Cariprazine in Schizophrenia: Clinical Efficacy, Tolerability, and Place in Therapy

Abstract

Cariprazine is a dopamine D3-preferring D3/D2 receptor partial agonist in late-stage clinical development for the treatment of schizophrenia, as well as for bipolar disorder (manic/mixed and depressive episodes), and as an adjunctive agent for the treatment of major depressive disorder. Four phase 2 or 3, 6-week, randomized controlled trials in acute schizophrenia have been completed and reported as poster presentations or in press releases by the manufacturer. Superiority over placebo on the Positive and Negative Syndrome Scale total score was evidenced for cariprazine in daily doses of 1.5, 3.0, 4.5, 6.0, 1.5-4.5, 3.0-6.0, and 6.0-9.0 mg. A randomized controlled trial for the prevention of relapse of schizophrenia is ongoing.
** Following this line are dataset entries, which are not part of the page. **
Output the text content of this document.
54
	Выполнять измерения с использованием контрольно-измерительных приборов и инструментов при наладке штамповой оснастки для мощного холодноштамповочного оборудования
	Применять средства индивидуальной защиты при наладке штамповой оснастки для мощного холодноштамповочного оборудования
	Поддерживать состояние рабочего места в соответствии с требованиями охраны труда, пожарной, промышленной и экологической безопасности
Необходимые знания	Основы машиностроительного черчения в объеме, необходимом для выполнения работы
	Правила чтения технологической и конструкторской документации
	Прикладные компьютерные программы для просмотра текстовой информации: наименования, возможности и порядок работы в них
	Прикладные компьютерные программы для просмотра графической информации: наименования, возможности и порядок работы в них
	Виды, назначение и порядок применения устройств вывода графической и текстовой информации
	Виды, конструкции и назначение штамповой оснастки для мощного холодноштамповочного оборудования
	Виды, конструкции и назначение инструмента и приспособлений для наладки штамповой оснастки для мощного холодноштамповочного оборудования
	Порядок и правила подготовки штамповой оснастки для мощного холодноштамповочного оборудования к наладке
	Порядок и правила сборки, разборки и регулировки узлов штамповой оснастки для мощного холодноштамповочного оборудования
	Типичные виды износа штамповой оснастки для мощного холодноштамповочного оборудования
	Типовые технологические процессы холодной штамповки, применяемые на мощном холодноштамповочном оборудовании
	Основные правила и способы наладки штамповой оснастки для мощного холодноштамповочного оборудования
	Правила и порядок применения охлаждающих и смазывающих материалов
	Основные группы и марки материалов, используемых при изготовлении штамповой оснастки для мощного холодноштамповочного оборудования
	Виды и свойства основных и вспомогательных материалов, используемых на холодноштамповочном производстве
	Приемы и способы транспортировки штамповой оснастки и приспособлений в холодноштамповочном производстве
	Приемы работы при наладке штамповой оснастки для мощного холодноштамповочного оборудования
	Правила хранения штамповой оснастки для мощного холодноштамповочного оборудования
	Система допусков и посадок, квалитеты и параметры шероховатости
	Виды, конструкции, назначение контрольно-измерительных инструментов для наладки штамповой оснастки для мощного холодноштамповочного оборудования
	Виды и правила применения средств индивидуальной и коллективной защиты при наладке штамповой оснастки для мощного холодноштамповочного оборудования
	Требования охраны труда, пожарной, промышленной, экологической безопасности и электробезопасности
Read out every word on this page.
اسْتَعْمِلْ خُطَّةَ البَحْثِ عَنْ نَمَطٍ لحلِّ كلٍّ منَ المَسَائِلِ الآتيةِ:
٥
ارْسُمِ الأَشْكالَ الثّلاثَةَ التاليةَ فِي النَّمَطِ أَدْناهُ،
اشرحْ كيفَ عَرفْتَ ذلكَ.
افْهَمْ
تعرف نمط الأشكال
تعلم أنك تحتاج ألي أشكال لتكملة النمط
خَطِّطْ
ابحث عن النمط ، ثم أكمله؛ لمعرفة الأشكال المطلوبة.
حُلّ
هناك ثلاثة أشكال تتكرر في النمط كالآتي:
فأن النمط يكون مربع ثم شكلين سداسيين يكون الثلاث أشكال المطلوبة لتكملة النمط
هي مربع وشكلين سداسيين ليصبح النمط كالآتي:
In short-term, randomized controlled trials, cariprazine does not appear to adversely impact metabolic variables, prolactin, or the electrocardiogram (ECG) QT interval. In the fixed-dose study of cariprazine that tested 1.5, 3.0, and 4.5 mg/day, the most commonly encountered adverse events were insomnia, extrapyramidal disorder, sedation, akathisia, nausea, dizziness, vomiting, anxiety, and constipation. However, the differences in incidence versus placebo for these events were generally small. If approved by regulatory authorities, cariprazine would join aripiprazole as the second dopamine receptor partial agonist antipsychotic available for clinical use. Cariprazine differs from aripiprazole in terms of dopamine D3 receptor selectivity. Further studies would be helpful to discern the distinguishing features of cariprazine from other second-generation antipsychotics.